Task-7-B [Under Progress]:

Task: To generate the reports using manuscripts2

Progress: After a lot of trial and error and some major help from Jesus, in the form of this PR explaining exactly how the reports should be structured (Thanks again, Jesus!), I submitted another PR for the OVERVIEW section of the metrics for the git data source. The tough part was to figure out how to write the tests for these functions. More on this below.

Task-8 [Researching]:

This week too, I couldn’t progress on this task much.

In Detail

Task-7-B:

Jesus suggested that we have a separate session on how to structure the reports. It was because the structure, that I previously suggested based on the old manuscripts code, was too much like JS and not at all Object Oriented. After the discussion I had some clarity as to what I need to do and I made a PR with the changes. But, I still couldn’t follow exactly what Jesus was trying to explain to me so he made a PR explaining exactly what he had in mind. The idea is to have a class for each of the metrics that are being calculated. And each section of the Report (overview, communication, etc) will have a separate function which will be called as needed.

I worked on top of that PR and submitted an initial structure of the OVERVIEW section of the report for the git data source. I believe that once that structure is finalized then the rest of the data sources can be added in a similar fashion. I plan on describing the new structure once it gets finalised so it might be in the next week’s blogpost or if I am feeling ambitious, I’ll do a bonus post describing exactly what we are doing.

Tests: Let’s come to the tests now. For testing the reports, we need enriched data for the various data sources we support and that data is to be queried by manuscripts2’s functions through elasticsearch. I am focusing on git, github_issues and github_prs data right now.

For testing the functions, we’ll need to mimic that data and create the whole infrastructure that is required to generate the report. I was confused as to what to do initially as the tests for elasticsearch.py fetch the git data directly from the repository using perceval and the tests for the report could not be created in the similar manner. For these tests, we would require data that will not change as the time passes and the data which can be controlled by us.

Then I realised CHAOSS has a lot of tools and one of them: grimoirelab-elk actually uses something like this. It creates raw and enriched indices using frozen raw data (that is not queried using the internet) in the form of JSON files and uploads it to elasticsearch. It then uses this raw index to create an enriched index and also saves it into elasticsearch.

I used a similar approach in which I got all the raw data for the perceval git repository and used that raw data to write the tests for the reports. The downside of this technique being that tests have to do twice the amount of work: first upload the raw data then enrich the data and upload the enriched data into elasticsearch. This technique works for now, but is enefficient.
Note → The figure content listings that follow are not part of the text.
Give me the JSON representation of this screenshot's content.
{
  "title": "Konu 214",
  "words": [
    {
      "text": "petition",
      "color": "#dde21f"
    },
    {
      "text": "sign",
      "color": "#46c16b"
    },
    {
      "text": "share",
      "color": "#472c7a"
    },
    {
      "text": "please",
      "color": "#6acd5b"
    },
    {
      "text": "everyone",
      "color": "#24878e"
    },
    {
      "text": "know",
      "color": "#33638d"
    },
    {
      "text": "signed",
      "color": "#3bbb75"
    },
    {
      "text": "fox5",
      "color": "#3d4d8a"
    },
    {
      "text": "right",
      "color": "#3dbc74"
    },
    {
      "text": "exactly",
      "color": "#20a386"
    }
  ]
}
So during a separate session, we also talked about getting frozen enriched data and using it directly. I had previously tried it but I wasn’t successful as I kept getting an error due to the mappings related to the data. On the bright side, Valerio recently created a Pull Request which only uses enriched data and uploads it into elasticsearch to run the tests. I think this is the solution for the testing problems that I’ve been facing.

All in all, the movement is slow but we are on track with this task.


That is all for now. This week I am going to focus on finishing the reports (once the final structure is decided) and creating a PR for the enriched githubprs data.